Tell me the BPA breach is being pursued
BPA? when did the incident happen , if it was in BPA days , what can they do now ?
Deleteor do you mean DATA PA ?
If I was in front of this old duffer and lost, I would be mightily angry. Is there a right of appeal in the small claims court ?
ReplyDeleteBlimey Barry feeling your pain there how arduous, your name not made him a happy judge?

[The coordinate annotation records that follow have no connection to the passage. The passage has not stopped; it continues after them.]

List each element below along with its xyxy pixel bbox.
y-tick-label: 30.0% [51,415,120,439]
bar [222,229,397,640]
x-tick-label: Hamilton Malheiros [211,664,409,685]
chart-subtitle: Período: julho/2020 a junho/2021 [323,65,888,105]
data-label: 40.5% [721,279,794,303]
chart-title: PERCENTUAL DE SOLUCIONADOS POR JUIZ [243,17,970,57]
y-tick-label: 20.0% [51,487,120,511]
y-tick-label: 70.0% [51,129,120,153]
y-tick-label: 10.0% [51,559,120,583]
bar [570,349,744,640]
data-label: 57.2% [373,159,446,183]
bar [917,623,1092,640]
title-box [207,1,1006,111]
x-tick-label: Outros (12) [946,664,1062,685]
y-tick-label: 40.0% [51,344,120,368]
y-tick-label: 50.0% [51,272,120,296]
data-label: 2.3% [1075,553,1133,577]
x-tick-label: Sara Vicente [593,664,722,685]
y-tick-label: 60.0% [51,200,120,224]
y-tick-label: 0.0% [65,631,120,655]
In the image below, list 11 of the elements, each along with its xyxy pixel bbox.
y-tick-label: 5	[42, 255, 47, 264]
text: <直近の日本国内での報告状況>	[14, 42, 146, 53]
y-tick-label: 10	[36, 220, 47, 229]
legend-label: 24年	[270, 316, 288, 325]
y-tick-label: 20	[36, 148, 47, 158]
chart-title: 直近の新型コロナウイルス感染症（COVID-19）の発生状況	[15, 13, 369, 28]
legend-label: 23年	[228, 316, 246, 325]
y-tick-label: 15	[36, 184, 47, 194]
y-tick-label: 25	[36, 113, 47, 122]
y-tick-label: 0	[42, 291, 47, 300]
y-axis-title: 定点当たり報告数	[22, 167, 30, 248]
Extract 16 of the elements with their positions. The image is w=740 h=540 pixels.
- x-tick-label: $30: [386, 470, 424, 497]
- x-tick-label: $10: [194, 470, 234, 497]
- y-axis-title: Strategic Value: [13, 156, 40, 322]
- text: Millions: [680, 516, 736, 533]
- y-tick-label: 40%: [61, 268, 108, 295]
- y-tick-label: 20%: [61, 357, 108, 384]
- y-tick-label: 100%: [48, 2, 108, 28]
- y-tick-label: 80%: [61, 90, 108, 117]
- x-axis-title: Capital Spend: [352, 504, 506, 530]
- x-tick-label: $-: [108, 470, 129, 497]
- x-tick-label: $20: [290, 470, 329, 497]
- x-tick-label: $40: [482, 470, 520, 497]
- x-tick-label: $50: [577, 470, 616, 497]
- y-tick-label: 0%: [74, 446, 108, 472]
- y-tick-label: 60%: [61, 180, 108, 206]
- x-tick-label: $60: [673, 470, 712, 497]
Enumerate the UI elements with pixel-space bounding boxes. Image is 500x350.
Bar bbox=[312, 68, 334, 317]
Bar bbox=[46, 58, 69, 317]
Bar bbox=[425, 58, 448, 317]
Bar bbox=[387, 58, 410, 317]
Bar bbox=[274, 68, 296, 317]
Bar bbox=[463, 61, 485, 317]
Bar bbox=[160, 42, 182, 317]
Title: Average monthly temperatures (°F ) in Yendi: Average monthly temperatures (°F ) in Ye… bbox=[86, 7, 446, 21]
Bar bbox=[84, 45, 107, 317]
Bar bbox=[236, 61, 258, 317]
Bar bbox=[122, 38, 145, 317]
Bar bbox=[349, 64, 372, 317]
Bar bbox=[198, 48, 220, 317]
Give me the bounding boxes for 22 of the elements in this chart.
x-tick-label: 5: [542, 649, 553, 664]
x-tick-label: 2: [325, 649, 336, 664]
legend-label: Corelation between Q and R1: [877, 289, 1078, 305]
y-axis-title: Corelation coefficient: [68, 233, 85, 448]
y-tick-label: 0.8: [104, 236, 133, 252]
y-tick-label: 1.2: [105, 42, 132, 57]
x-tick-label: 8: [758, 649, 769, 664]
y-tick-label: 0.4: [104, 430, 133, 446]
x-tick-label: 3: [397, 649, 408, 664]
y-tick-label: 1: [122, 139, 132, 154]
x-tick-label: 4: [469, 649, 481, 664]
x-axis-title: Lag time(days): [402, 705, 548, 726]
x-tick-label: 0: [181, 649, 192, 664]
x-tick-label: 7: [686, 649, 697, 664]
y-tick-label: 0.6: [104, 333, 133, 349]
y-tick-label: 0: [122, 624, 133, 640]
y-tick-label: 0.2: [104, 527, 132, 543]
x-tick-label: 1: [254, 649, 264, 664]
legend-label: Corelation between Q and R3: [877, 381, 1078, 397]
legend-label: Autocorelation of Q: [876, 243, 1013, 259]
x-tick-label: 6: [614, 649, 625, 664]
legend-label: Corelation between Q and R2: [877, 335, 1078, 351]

ReplyDeleteParking Prankster i have been following your site and the comments from others being chased by VCS. Using advice you gave i have run BW Legal all the way to County Court and at the last minute they called it a day and gave up. Thanks to everyone who has commented on your site especially to the person who posted the picture of the sign at Albert St car park Birmingham with Excel Parkings name on it, i used it in my statement to the court which probably helped. My advice to you all is stick to your guns and dont give in to these cowboys.
ReplyDeleteAnyone know where this no stopping zone is? I’ve got a feeling (from various points mentioned in the blog post) that it’s the Scunthorpe Leisure Park near the stadium. Can anyone confirm? I’ve got an outstanding ticket from there which prob won’t see court but would be nice to have a guarantee that it’s council adopted. Can anyone point me in the direction of further details?